Une Palme redorée pour The Tree of Life de Terrence MALICK

The Tree of Life, toute une vie pour dire qu’on ne pourra jamais faire face à la perte.

Contre toute attente, mais surtout très en deçà du niveau d’appréciation faisant écho à une telle récompense, The Tree of Life de Terrence Malick a reçu la Palme d’Or du Festival de Cannes l’année dernière (2011).

On m’avait prévenue que ce film était étrange, et qu’il flirtait à la fois avec le vide et le trop-plein de l’immensité cosmique. Alors, pour ceux que les questions de la vie, de la mort mais surtout du deuil intéressent (rien que ça), je voudrais partager ce qui m’a tellement touchée dans cet Arbre de la Vie, en commençant par mentionner les réactions observées lors de sa projection en salle : à la fin de la séance, les trois-quarts des spectateurs avaient déserté les lieux, lassés ou énervés, déçus ou juste profondément ennuyés… Donc, gageure.

La vie arrachée, retour aux racines de l’ineffable.
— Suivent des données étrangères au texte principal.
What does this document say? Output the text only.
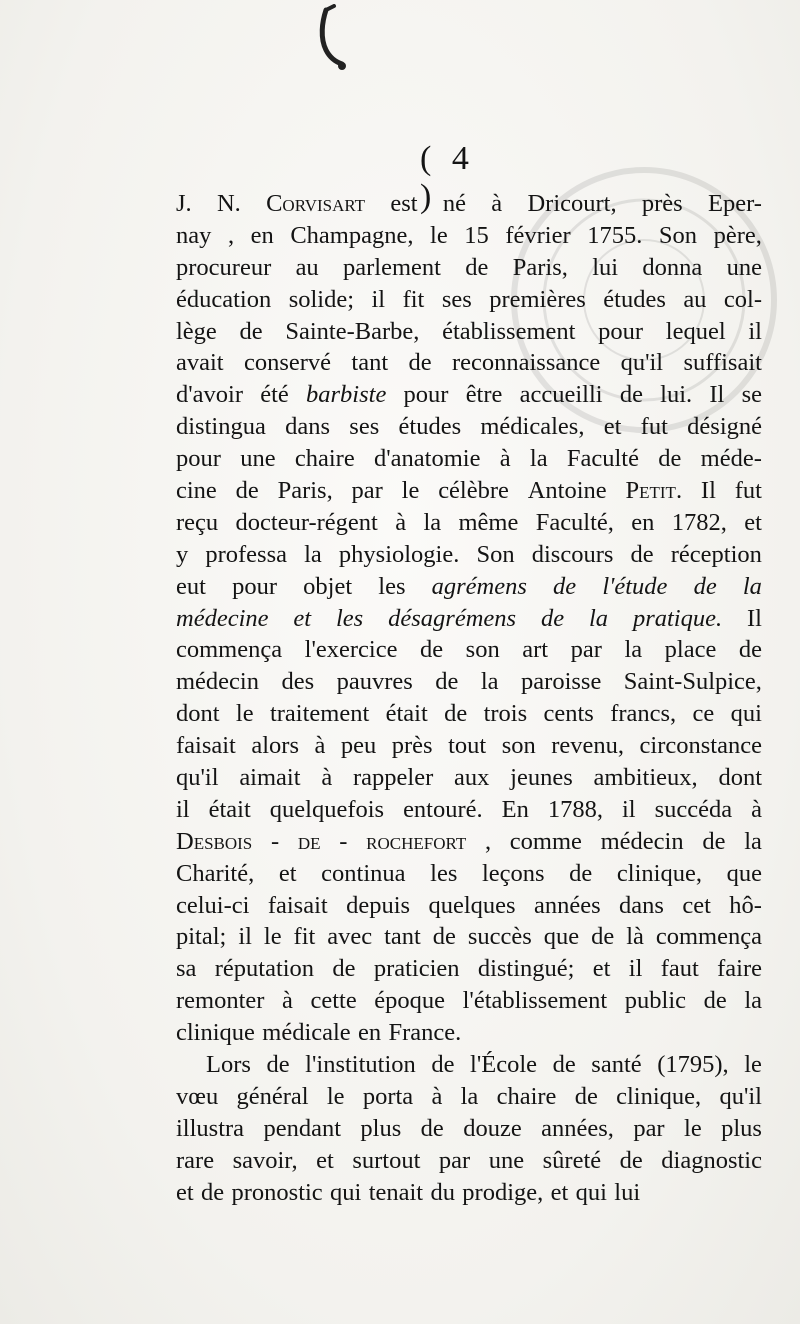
( 4 )
J. N. Corvisart est né à Dricourt, près Eper-
nay , en Champagne, le 15 février 1755. Son père,
procureur au parlement de Paris, lui donna une
éducation solide; il fit ses premières études au col-
lège de Sainte-Barbe, établissement pour lequel il
avait conservé tant de reconnaissance qu'il suffisait
d'avoir été barbiste pour être accueilli de lui. Il se
distingua dans ses études médicales, et fut désigné
pour une chaire d'anatomie à la Faculté de méde-
cine de Paris, par le célèbre Antoine Petit. Il fut
reçu docteur-régent à la même Faculté, en 1782, et
y professa la physiologie. Son discours de réception
eut pour objet les agrémens de l'étude de la
médecine et les désagrémens de la pratique. Il
commença l'exercice de son art par la place de
médecin des pauvres de la paroisse Saint-Sulpice,
dont le traitement était de trois cents francs, ce qui
faisait alors à peu près tout son revenu, circonstance
qu'il aimait à rappeler aux jeunes ambitieux, dont
il était quelquefois entouré. En 1788, il succéda à
Desbois - de - rochefort , comme médecin de la
Charité, et continua les leçons de clinique, que
celui-ci faisait depuis quelques années dans cet hô-
pital; il le fit avec tant de succès que de là commença
sa réputation de praticien distingué; et il faut faire
remonter à cette époque l'établissement public de la
clinique médicale en France.
Lors de l'institution de l'École de santé (1795), le
vœu général le porta à la chaire de clinique, qu'il
illustra pendant plus de douze années, par le plus
rare savoir, et surtout par une sûreté de diagnostic
et de pronostic qui tenait du prodige, et qui lui
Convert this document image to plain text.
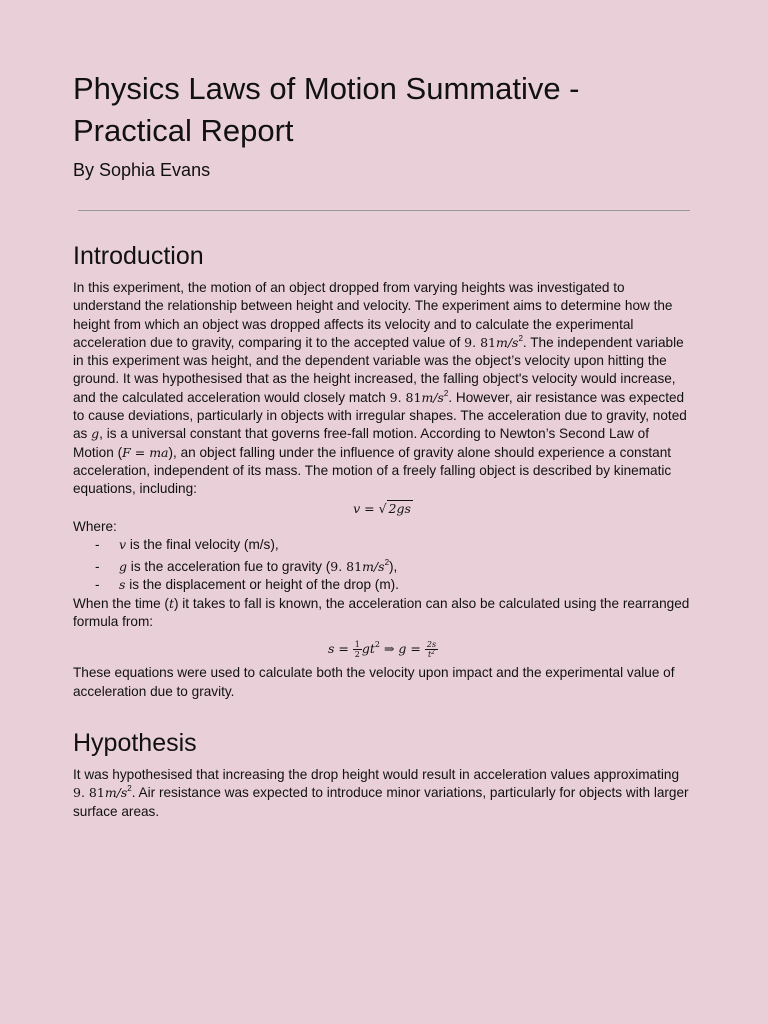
Physics Laws of Motion Summative - Practical Report
By Sophia Evans
Introduction

In this experiment, the motion of an object dropped from varying heights was investigated to understand the relationship between height and velocity. The experiment aims to determine how the height from which an object was dropped affects its velocity and to calculate the experimental acceleration due to gravity, comparing it to the accepted value of 9. $81m/s^2$. The independent variable in this experiment was height, and the dependent variable was the object’s velocity upon hitting the ground. It was hypothesised that as the height increased, the falling object's velocity would increase, and the calculated acceleration would closely match 9. $81m/s^2$. However, air resistance was expected to cause deviations, particularly in objects with irregular shapes. The acceleration due to gravity, noted as g, is a universal constant that governs free-fall motion. According to Newton’s Second Law of Motion (F = ma), an object falling under the influence of gravity alone should experience a constant acceleration, independent of its mass. The motion of a freely falling object is described by kinematic equations, including:

v = √ 2gs

Where:

- v is the final velocity (m/s),
- g is the acceleration fue to gravity (9. $81m/s^2$),
- s is the displacement or height of the drop (m).

When the time (t) it takes to fall is known, the acceleration can also be calculated using the rearranged formula from:

$s = \frac{1}{2} gt^2$ ⇒ $g = \frac{2s}{t^2}$

These equations were used to calculate both the velocity upon impact and the experimental value of acceleration due to gravity.

Hypothesis

It was hypothesised that increasing the drop height would result in acceleration values approximating 9. $81m/s^2$. Air resistance was expected to introduce minor variations, particularly for objects with larger surface areas.
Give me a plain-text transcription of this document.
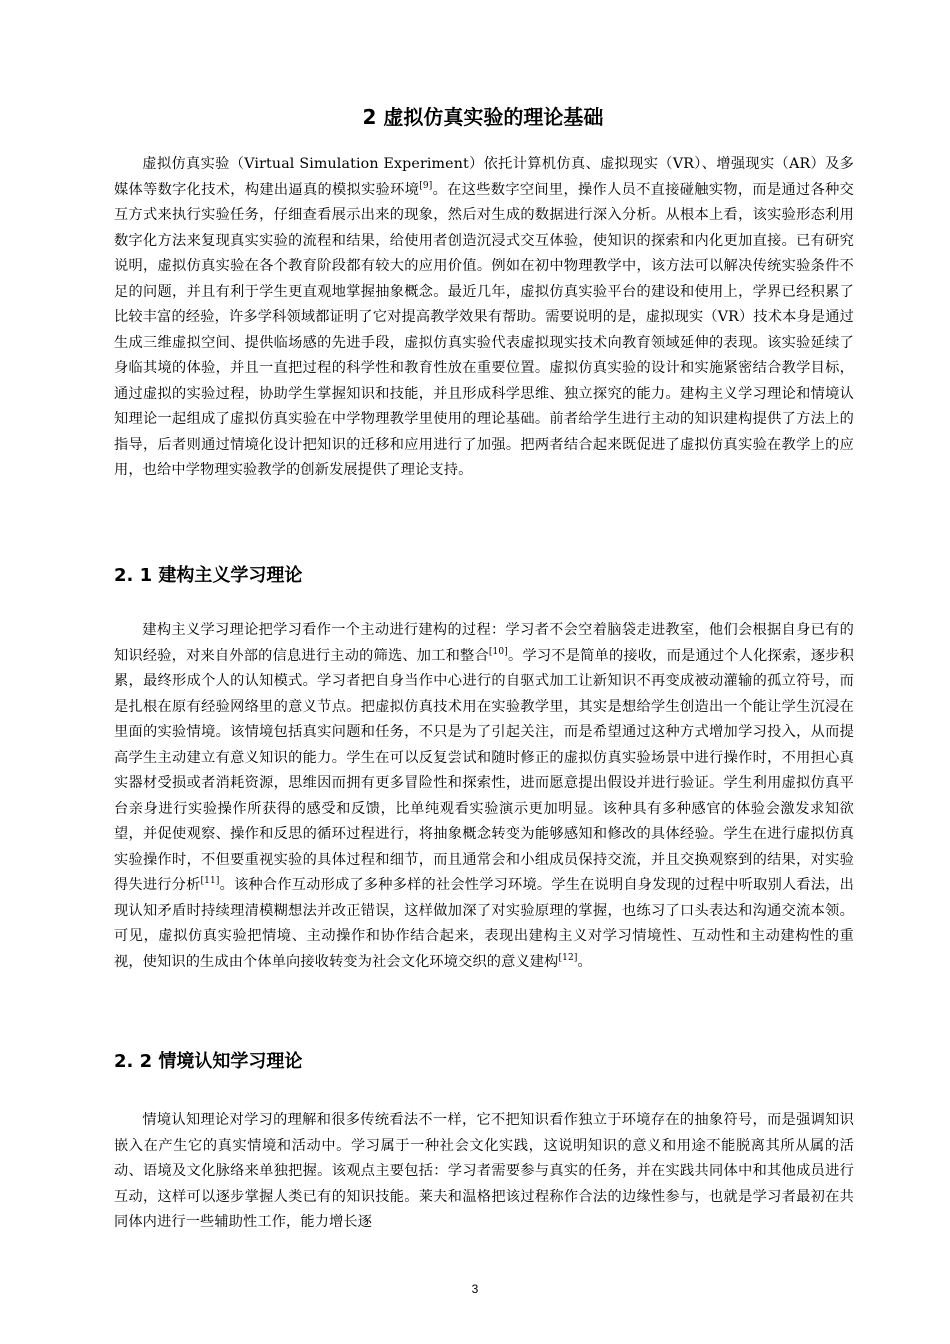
2 虚拟仿真实验的理论基础

虚拟仿真实验（Virtual Simulation Experiment）依托计算机仿真、虚拟现实（VR）、增强现实（AR）及多媒体等数字化技术，构建出逼真的模拟实验环境[9]。在这些数字空间里，操作人员不直接碰触实物，而是通过各种交互方式来执行实验任务，仔细查看展示出来的现象，然后对生成的数据进行深入分析。从根本上看，该实验形态利用数字化方法来复现真实实验的流程和结果，给使用者创造沉浸式交互体验，使知识的探索和内化更加直接。已有研究说明，虚拟仿真实验在各个教育阶段都有较大的应用价值。例如在初中物理教学中，该方法可以解决传统实验条件不足的问题，并且有利于学生更直观地掌握抽象概念。最近几年，虚拟仿真实验平台的建设和使用上，学界已经积累了比较丰富的经验，许多学科领域都证明了它对提高教学效果有帮助。需要说明的是，虚拟现实（VR）技术本身是通过生成三维虚拟空间、提供临场感的先进手段，虚拟仿真实验代表虚拟现实技术向教育领域延伸的表现。该实验延续了身临其境的体验，并且一直把过程的科学性和教育性放在重要位置。虚拟仿真实验的设计和实施紧密结合教学目标，通过虚拟的实验过程，协助学生掌握知识和技能，并且形成科学思维、独立探究的能力。建构主义学习理论和情境认知理论一起组成了虚拟仿真实验在中学物理教学里使用的理论基础。前者给学生进行主动的知识建构提供了方法上的指导，后者则通过情境化设计把知识的迁移和应用进行了加强。把两者结合起来既促进了虚拟仿真实验在教学上的应用，也给中学物理实验教学的创新发展提供了理论支持。

2. 1 建构主义学习理论

建构主义学习理论把学习看作一个主动进行建构的过程：学习者不会空着脑袋走进教室，他们会根据自身已有的知识经验，对来自外部的信息进行主动的筛选、加工和整合[10]。学习不是简单的接收，而是通过个人化探索，逐步积累，最终形成个人的认知模式。学习者把自身当作中心进行的自驱式加工让新知识不再变成被动灌输的孤立符号，而是扎根在原有经验网络里的意义节点。把虚拟仿真技术用在实验教学里，其实是想给学生创造出一个能让学生沉浸在里面的实验情境。该情境包括真实问题和任务，不只是为了引起关注，而是希望通过这种方式增加学习投入，从而提高学生主动建立有意义知识的能力。学生在可以反复尝试和随时修正的虚拟仿真实验场景中进行操作时，不用担心真实器材受损或者消耗资源，思维因而拥有更多冒险性和探索性，进而愿意提出假设并进行验证。学生利用虚拟仿真平台亲身进行实验操作所获得的感受和反馈，比单纯观看实验演示更加明显。该种具有多种感官的体验会激发求知欲望，并促使观察、操作和反思的循环过程进行，将抽象概念转变为能够感知和修改的具体经验。学生在进行虚拟仿真实验操作时，不但要重视实验的具体过程和细节，而且通常会和小组成员保持交流，并且交换观察到的结果，对实验得失进行分析[11]。该种合作互动形成了多种多样的社会性学习环境。学生在说明自身发现的过程中听取别人看法，出现认知矛盾时持续理清模糊想法并改正错误，这样做加深了对实验原理的掌握，也练习了口头表达和沟通交流本领。可见，虚拟仿真实验把情境、主动操作和协作结合起来，表现出建构主义对学习情境性、互动性和主动建构性的重视，使知识的生成由个体单向接收转变为社会文化环境交织的意义建构[12]。

2. 2 情境认知学习理论

情境认知理论对学习的理解和很多传统看法不一样，它不把知识看作独立于环境存在的抽象符号，而是强调知识嵌入在产生它的真实情境和活动中。学习属于一种社会文化实践，这说明知识的意义和用途不能脱离其所从属的活动、语境及文化脉络来单独把握。该观点主要包括：学习者需要参与真实的任务，并在实践共同体中和其他成员进行互动，这样可以逐步掌握人类已有的知识技能。莱夫和温格把该过程称作合法的边缘性参与，也就是学习者最初在共同体内进行一些辅助性工作，能力增长逐

3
Le film débute par l’annonce de la mort « du frère » ; les deux parents accusent l’horrible nouvelle, sans que nous puissions saisir les circonstances exactes de cette perte. Cette scène n’a duré que quelques instants, mais nous y restons longtemps accrochés, suspendus à l’attente de l’information qui nous échappe : la cause, le pourquoi de la mort.

Est-il utile de préciser que nous ne connaissons jamais les causes d’une mort, telles que nous les interrogeons en réalité  ? Est-il nécessaire de rappeler que si le « comment » donne toujours lieu à des réponses aussi confuses, c’est  parce que la question fondamentale du « pourquoi » se dissimule (très mal) derrière ce besoin de savoir ?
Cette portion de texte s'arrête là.